Presiden juga memaparkan sejumlah strategi kebijakan dalam rangka mewujudkan ekonomi hijau, seperti pembangunan rendah karbon, kebijakan net zero emission, dan pemberian stimulus hijau untuk mendorong peningkatan realisasi ekonomi hijau. Menurut Presiden, upaya konservasi dan restorasi lingkungan menunjukkan keberhasilan dalam beberapa tahun terakhir.
Laju deforestasi turun signifikan sampai ke 75 persen pada periode 2019-2022, di angka 115.000 hektar. Selain itu, kebakaran hutan juga turun drastis. Jumlah titik panas (hotspot) pada tahun 2021 mencapai 1.369 titik, menurun jauh dari tahun 2014 sebanyak 89.214 titik. Demikian pula dengan luas lahannya yang pada tahun 2021 mencapai 229.000 hektar, turun dari tahun 2014 yang mencapai 1,7 juta hektar.
Baca juga: Signifikansi Presidensi G-20 Indonesia 2022
Restorasi lahan gambut juga berjalan dengan baik seluas 3,74 juta hektar pada 2016-2021. Rehabilitasi mangrove dilakukan besar-besaran. Pada 2020-2021, Indonesia telah merehabilitasi 50.000 hektar hutan mangrove dan menargetkan 600.000 hektar sampai tahun 2024. ”Saya kira ini terluas di dunia dengan daya serap karbon empat kali lipat dibandingkan hutan tropis, bahkan dengan below ground mangrove dapat mencapai 10-12 kali lipat,” tambahnya.
Menurut Presiden, Indonesia berpotensi menjadi pemimpin pasar global dalam skema perdagangan karbon dunia. Indonesia bahkan diprediksi mampu mengalahkan potensi perdagangan karbon di Peru, Kenya, dan Brasil sebagai sesama negara yang memiliki luasan hutan tropis terbesar di dunia.

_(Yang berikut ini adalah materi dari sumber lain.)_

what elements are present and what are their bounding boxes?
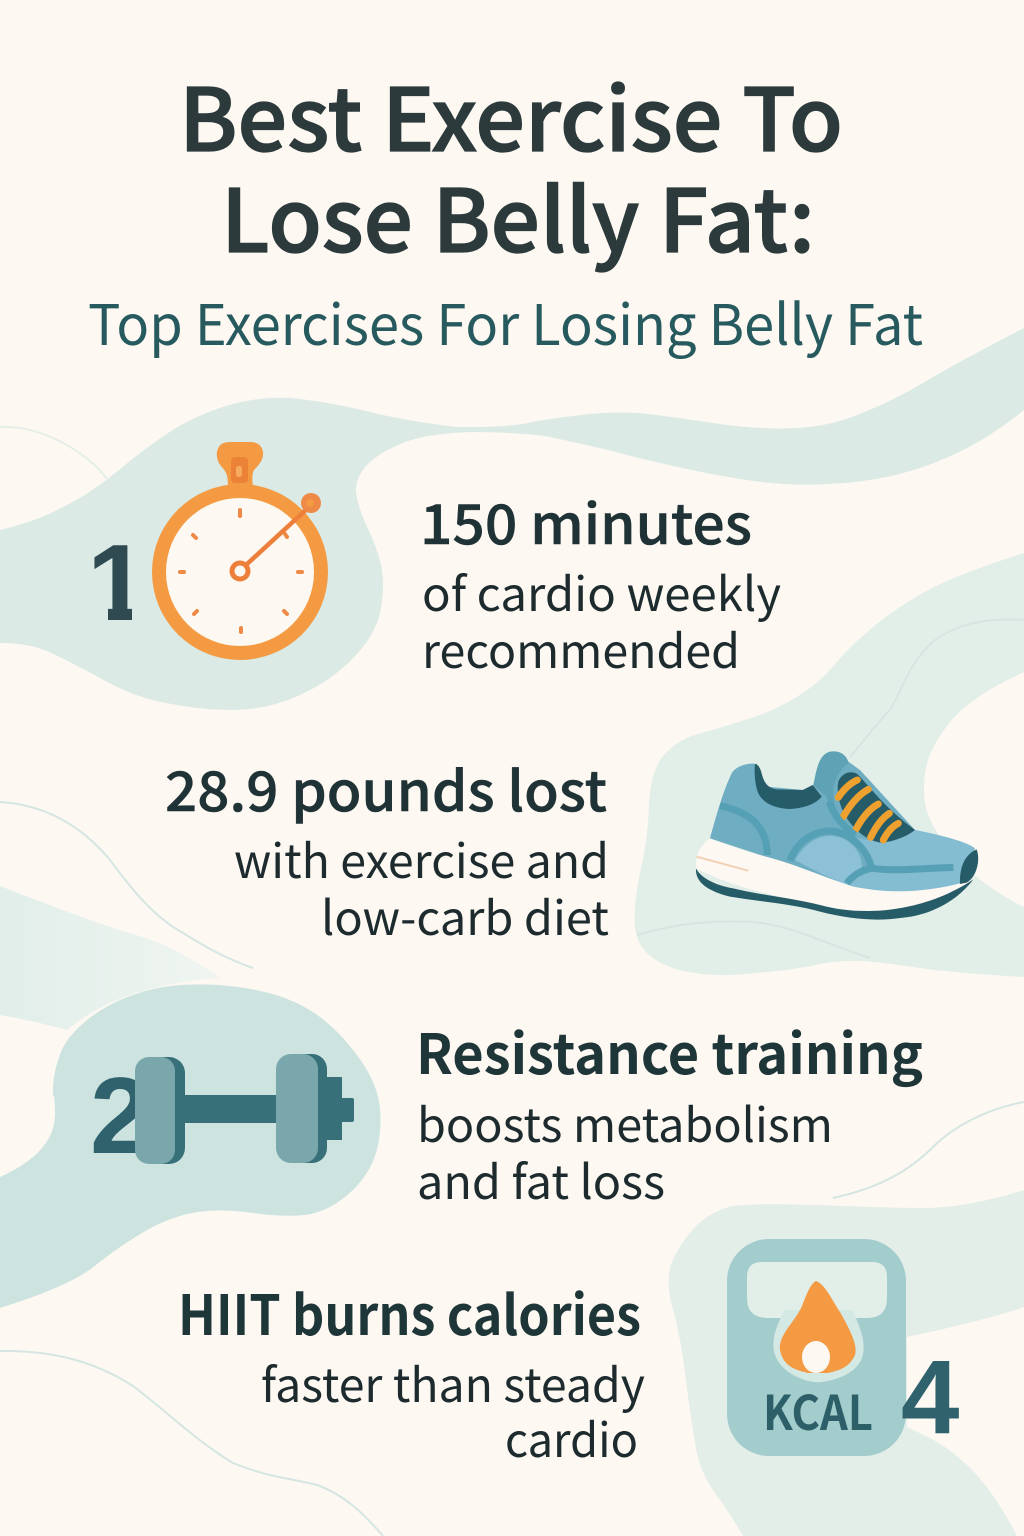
background thin lines — [0, 427, 1024, 1536]
text: HIIT burns calories — [178, 1271, 645, 1471]
text: Resistance training: and fat loss — [417, 1144, 665, 1213]
background wave: dumbbell blob — [0, 984, 380, 1308]
text: 28.9 pounds lost — [165, 747, 609, 949]
title — [179, 51, 843, 278]
text: Resistance training — [416, 1010, 923, 1213]
background wave: shoe blob — [635, 553, 1024, 977]
text: Resistance training: Resistance training — [416, 1010, 923, 1090]
background wave: kcal blob — [668, 1190, 1024, 1536]
icon: kettlebell with flame — [727, 1239, 906, 1456]
text: HIIT burns calories: HIIT burns calories — [178, 1271, 641, 1351]
text: 150 minutes: of cardio weekly — [422, 556, 781, 625]
background wave: pale left band — [0, 886, 220, 1030]
subtitle: Top Exercises For Losing Belly Fat — [88, 281, 923, 362]
text: Resistance training: boosts metabolism — [417, 1087, 833, 1156]
text: 150 minutes — [420, 480, 781, 682]
icon: stopwatch — [152, 442, 328, 660]
background wave: top band and stopwatch blob — [0, 328, 1024, 710]
text: 150 minutes: 150 minutes — [420, 480, 752, 560]
number 2: 2 — [90, 1055, 151, 1177]
title: Lose Belly Fat: — [221, 152, 815, 278]
number 4: 4 — [901, 1339, 959, 1456]
icon: running shoe — [696, 751, 978, 920]
title: Best Exercise To — [179, 51, 843, 177]
icon: dumbbell — [135, 1054, 354, 1164]
icon: kettlebell with flame: KCAL — [763, 1374, 873, 1444]
text: HIIT burns calories: cardio — [505, 1402, 638, 1471]
text: 28.9 pounds lost: low-carb diet — [321, 880, 609, 949]
text: 28.9 pounds lost: with exercise and — [234, 823, 609, 892]
number 1: 1 — [87, 522, 148, 644]
text: 28.9 pounds lost: 28.9 pounds lost — [165, 747, 607, 827]
text: 150 minutes: recommended — [422, 613, 740, 682]
text: HIIT burns calories: faster than steady — [261, 1347, 645, 1416]
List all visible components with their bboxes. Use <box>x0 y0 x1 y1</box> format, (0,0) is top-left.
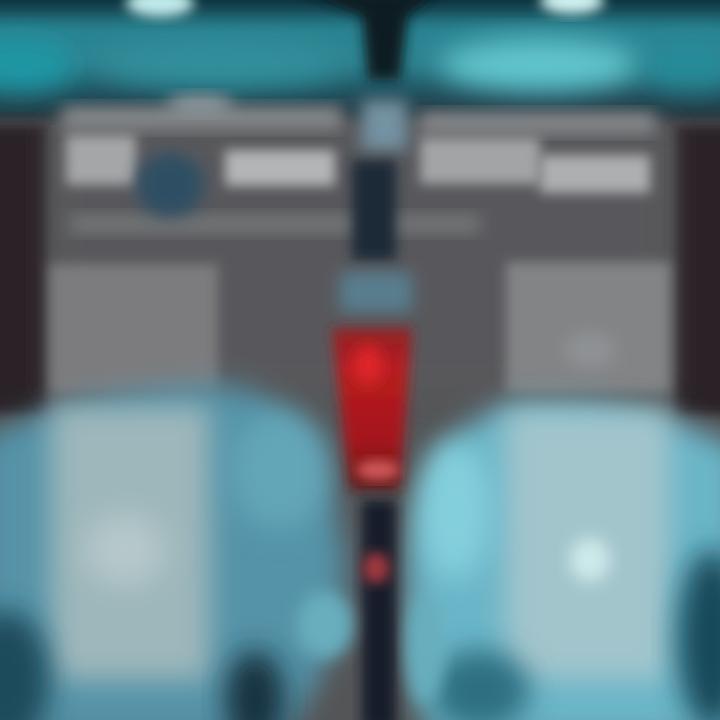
red bar <box>332 328 412 490</box>
red bar highlight <box>354 345 382 385</box>
panel: top teal band <box>0 0 720 120</box>
panel: dark side walls <box>0 125 720 415</box>
panel: upper right box <box>506 262 670 392</box>
teal shards <box>297 591 353 659</box>
lower dark stem <box>362 500 396 720</box>
panel: lower left blue shape <box>0 385 345 720</box>
blue collar <box>340 272 412 312</box>
top dark stem <box>300 0 440 80</box>
lower red spot <box>362 552 390 584</box>
dark stem segment <box>352 160 396 260</box>
panel: upper left box <box>50 264 218 392</box>
center column <box>297 0 443 720</box>
stem highlight <box>362 100 407 150</box>
heading: blurred title <box>62 94 655 234</box>
panel: middle grey wall <box>52 125 670 395</box>
panel: lower right blue shape <box>408 403 720 720</box>
red bar lower band <box>356 460 400 480</box>
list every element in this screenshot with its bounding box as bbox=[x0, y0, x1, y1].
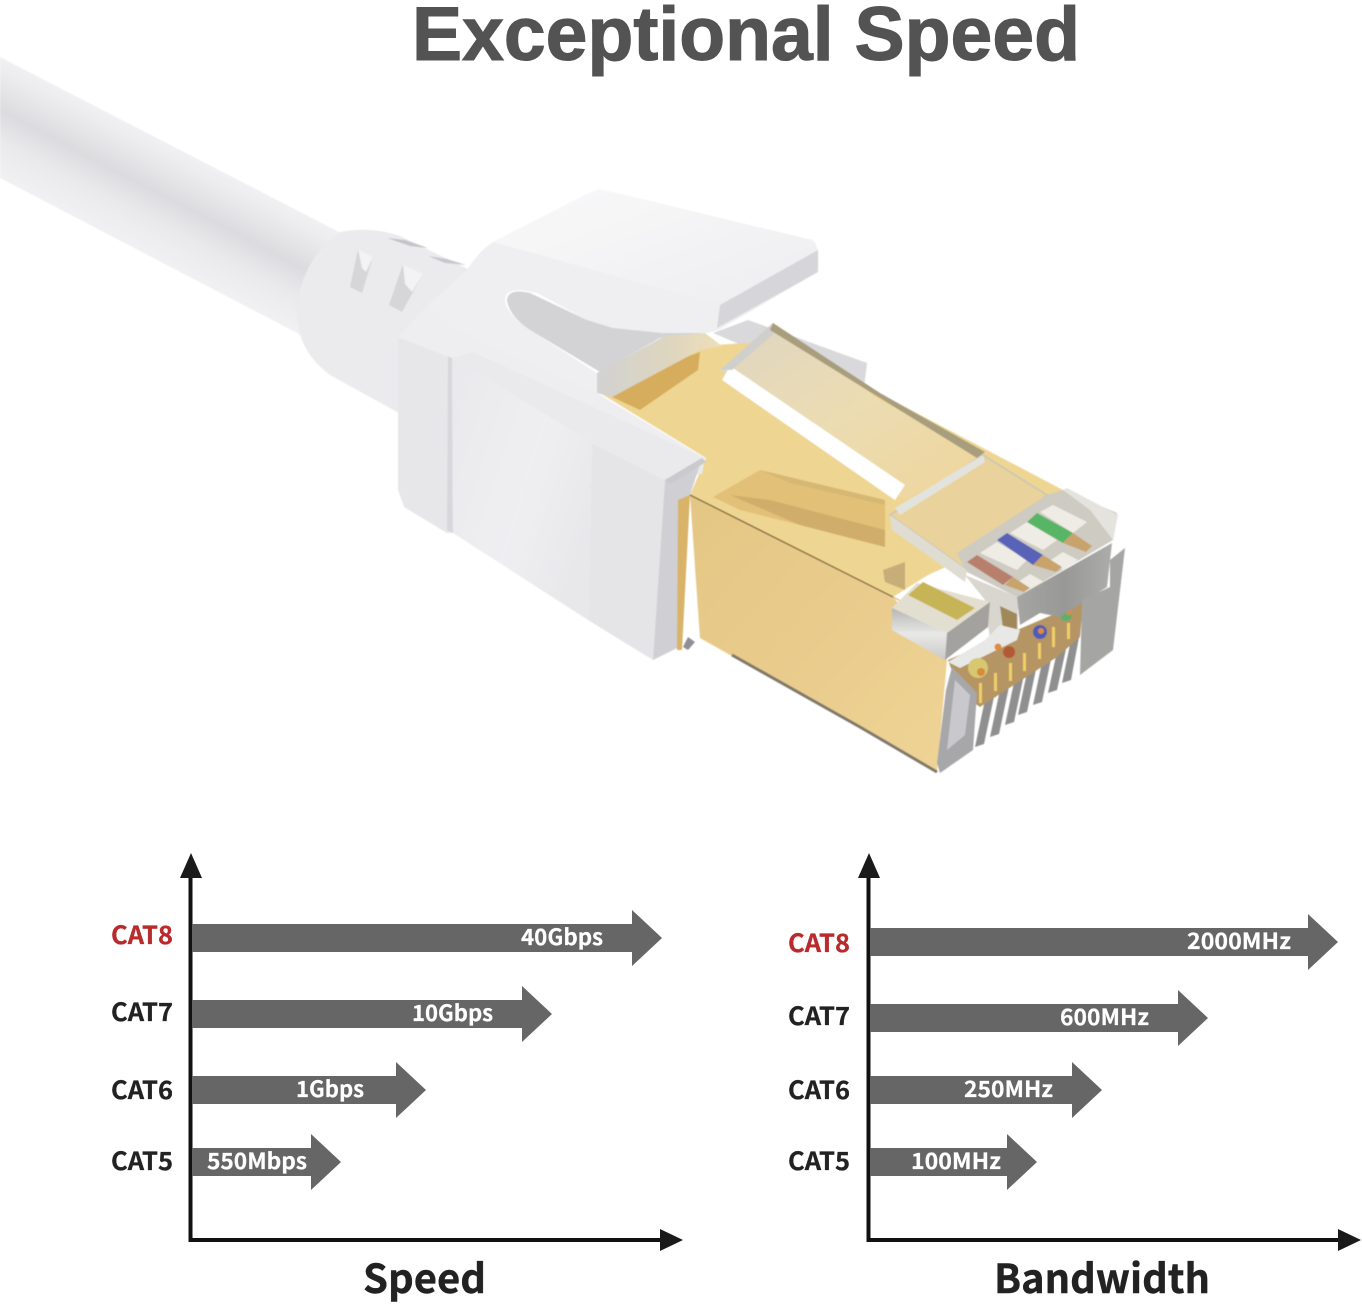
wire: blue bbox=[997, 533, 1043, 565]
row: CAT6 1Gbps: CAT6 bbox=[111, 1071, 173, 1107]
row: CAT8 2000MHz: CAT8 bbox=[788, 924, 850, 960]
axis label: Bandwidth: Bandwidth bbox=[994, 1247, 1210, 1305]
row: CAT5 550Mbps: 550Mbps bbox=[207, 1144, 307, 1176]
wire: red bbox=[967, 555, 1013, 585]
y axis arrow bbox=[180, 853, 202, 1242]
gold shield top bbox=[600, 340, 1063, 597]
row: CAT5 100MHz: 100MHz bbox=[911, 1144, 1001, 1176]
bandwidth chart bbox=[788, 853, 1361, 1305]
wire compartment bbox=[957, 488, 1118, 597]
white housing cap and side tab bbox=[452, 352, 706, 660]
front contact shield bbox=[1017, 543, 1125, 675]
row: CAT8 2000MHz bbox=[788, 914, 1338, 970]
row: CAT7 600MHz: 600MHz bbox=[1060, 1000, 1149, 1032]
row: CAT6 1Gbps bbox=[111, 1062, 426, 1118]
x axis arrow bbox=[866, 1229, 1361, 1251]
row: CAT6 250MHz: CAT6 bbox=[788, 1071, 850, 1107]
row: CAT7 600MHz bbox=[788, 990, 1208, 1046]
orange wire ends bbox=[968, 609, 1072, 678]
row: CAT8 40Gbps bbox=[111, 910, 662, 966]
latch paddle bbox=[428, 189, 818, 397]
row: CAT6 1Gbps: 1Gbps bbox=[296, 1072, 364, 1104]
row: CAT5 550Mbps: CAT5 bbox=[111, 1142, 173, 1178]
row: CAT5 100MHz: CAT5 bbox=[788, 1142, 850, 1178]
wire: green bbox=[1027, 513, 1073, 543]
row: CAT6 250MHz: 250MHz bbox=[964, 1072, 1053, 1104]
row: CAT6 250MHz bbox=[788, 1062, 1102, 1118]
back latch shoulder behind clear tab bbox=[713, 320, 867, 388]
row: CAT7 600MHz: CAT7 bbox=[788, 997, 850, 1033]
x axis arrow bbox=[188, 1229, 683, 1251]
row: CAT8 40Gbps: 40Gbps bbox=[521, 920, 603, 952]
row: CAT5 100MHz bbox=[788, 1134, 1037, 1190]
illustration: Ethernet cable with RJ45 connector bbox=[0, 57, 1125, 773]
teeth bbox=[975, 632, 1080, 747]
copper conductors bbox=[1005, 533, 1092, 592]
wire: white pairs bbox=[980, 505, 1087, 594]
row: CAT5 550Mbps bbox=[111, 1134, 341, 1190]
y axis arrow bbox=[858, 853, 880, 1242]
row: CAT7 10Gbps: 10Gbps bbox=[412, 996, 493, 1028]
contacts and teeth bbox=[937, 602, 1083, 773]
row: CAT8 40Gbps: CAT8 bbox=[111, 916, 173, 952]
strain relief boot bbox=[297, 230, 470, 425]
connector rear housing bbox=[398, 305, 703, 533]
cable jacket bbox=[0, 57, 345, 370]
clear front block and wire behind bbox=[892, 575, 1018, 660]
clear plastic clip bbox=[720, 323, 1047, 582]
row: CAT8 2000MHz: 2000MHz bbox=[1187, 924, 1291, 956]
speed chart bbox=[111, 853, 683, 1305]
gold shield side bbox=[677, 495, 947, 772]
row: CAT7 10Gbps bbox=[111, 986, 552, 1042]
axis label: Speed: Speed bbox=[363, 1247, 486, 1305]
row: CAT7 10Gbps: CAT7 bbox=[111, 993, 173, 1029]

Pembentukan harga carbon by country di Indonesia juga relatif bersaing dibandingkan negara pionir perdagangan karbon lainnya, seperti Brasil, Peru, dan India.
Indonesia juga telah memiliki beberapa proyek percontohan REDD+ dengan skema Result-Based Payment (RBP), seperti Green Climate Fund (GCF), Forest Carbon Partnership Facility (FCPF), dan Bio Carbon Fund (BCF) dengan total nilai komitmen sekitar 273,8 juta dollar AS.